Saturday, April 2, 2011
No, I'm not jaded, but I think the music-buying public is.
Maybe it's supply and demand. The more accessible music is, the less value people place on it.
I hate to use that old, "back when I was a kid", but I will anyway. Back when I was a kid, it took me awhile to save up a dollar to buy a single. So, I had to be judicious, and really consider my purchase beforehand, since it would be awhile before I would have enough money to buy another.
It was fun, really. There were two record stores in my town, but Poppler's Music was the best one; the cool one. The one that where all the hip ten-year-olds loitered on a Saturday afternoon, to the consternation of the shop-owner, no doubt. They'd have the latest hit song blaring over the speakers. It was a lure, I tell you. A diabolical marketing scheme. The Rolling Stones, The Beatles, The Dave Clark Five.
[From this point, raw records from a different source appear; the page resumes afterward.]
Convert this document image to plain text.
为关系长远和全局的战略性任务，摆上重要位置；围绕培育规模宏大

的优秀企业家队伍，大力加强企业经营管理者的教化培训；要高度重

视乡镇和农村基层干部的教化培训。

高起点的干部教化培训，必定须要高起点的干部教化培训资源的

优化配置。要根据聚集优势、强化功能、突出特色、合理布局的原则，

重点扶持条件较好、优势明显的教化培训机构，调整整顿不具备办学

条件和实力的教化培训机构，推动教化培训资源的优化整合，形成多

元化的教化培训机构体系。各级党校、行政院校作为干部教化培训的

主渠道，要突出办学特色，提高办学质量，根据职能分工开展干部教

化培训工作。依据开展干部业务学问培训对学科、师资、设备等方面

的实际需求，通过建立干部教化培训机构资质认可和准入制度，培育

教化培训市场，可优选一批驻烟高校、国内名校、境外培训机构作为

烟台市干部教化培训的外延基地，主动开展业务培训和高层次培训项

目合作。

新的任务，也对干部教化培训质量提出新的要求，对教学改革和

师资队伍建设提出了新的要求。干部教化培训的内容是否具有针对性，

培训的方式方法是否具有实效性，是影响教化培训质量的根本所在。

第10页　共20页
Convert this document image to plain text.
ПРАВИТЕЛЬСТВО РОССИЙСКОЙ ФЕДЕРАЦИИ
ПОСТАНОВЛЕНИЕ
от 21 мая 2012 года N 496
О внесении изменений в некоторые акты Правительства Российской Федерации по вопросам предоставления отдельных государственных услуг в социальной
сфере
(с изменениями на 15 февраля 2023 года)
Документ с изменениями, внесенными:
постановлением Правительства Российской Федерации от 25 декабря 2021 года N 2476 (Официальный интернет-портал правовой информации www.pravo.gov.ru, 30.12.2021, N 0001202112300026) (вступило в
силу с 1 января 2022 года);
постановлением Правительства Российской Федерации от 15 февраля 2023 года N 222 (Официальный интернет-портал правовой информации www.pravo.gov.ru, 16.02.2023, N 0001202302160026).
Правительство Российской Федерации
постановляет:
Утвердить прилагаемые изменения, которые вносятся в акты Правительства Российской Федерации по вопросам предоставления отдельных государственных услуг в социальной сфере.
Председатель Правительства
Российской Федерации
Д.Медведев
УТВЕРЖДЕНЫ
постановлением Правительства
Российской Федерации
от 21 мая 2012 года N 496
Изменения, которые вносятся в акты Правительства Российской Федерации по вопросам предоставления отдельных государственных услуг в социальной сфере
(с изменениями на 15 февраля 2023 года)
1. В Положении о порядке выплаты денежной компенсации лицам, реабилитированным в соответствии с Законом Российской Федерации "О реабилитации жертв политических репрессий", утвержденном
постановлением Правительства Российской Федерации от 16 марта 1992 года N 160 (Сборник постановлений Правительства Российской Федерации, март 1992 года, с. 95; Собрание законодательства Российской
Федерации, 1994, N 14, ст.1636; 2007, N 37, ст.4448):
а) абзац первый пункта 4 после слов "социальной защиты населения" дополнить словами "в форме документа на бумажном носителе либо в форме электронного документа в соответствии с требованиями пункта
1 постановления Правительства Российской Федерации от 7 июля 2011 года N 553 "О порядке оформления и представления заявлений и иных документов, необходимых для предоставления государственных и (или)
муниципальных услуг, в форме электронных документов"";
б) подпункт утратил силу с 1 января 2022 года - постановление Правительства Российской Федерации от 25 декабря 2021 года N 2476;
They wanted nothing more than to make you part with your dollar in change that you'd saved up from weeks of doing dishes and euphemistically "dusting furniture".
Then, once you'd finally decided on the Righteous Brothers, you'd take that record home and wear the grooves off it.
You appreciated that record. Hell, you memorized it. It was part of your sorry collection of singles that basically consisted of "Last Train To Clarksville" and "We Can Work It Out".
Why do I know every nuance of those songs? Because I played them about three thousand times on my little tinny record player.
Today, you listen to a song; not even the whole song, and click! Time to move on to the next one!
Music is disposable.
Entertain me now! I'm busy! I can't spare the time! Gotta move on; gotta keep moving; moving.
That's the deal with music today. Nobody has the time.
So, humor me if I like to relive a time when we really got to know the songs. I like that.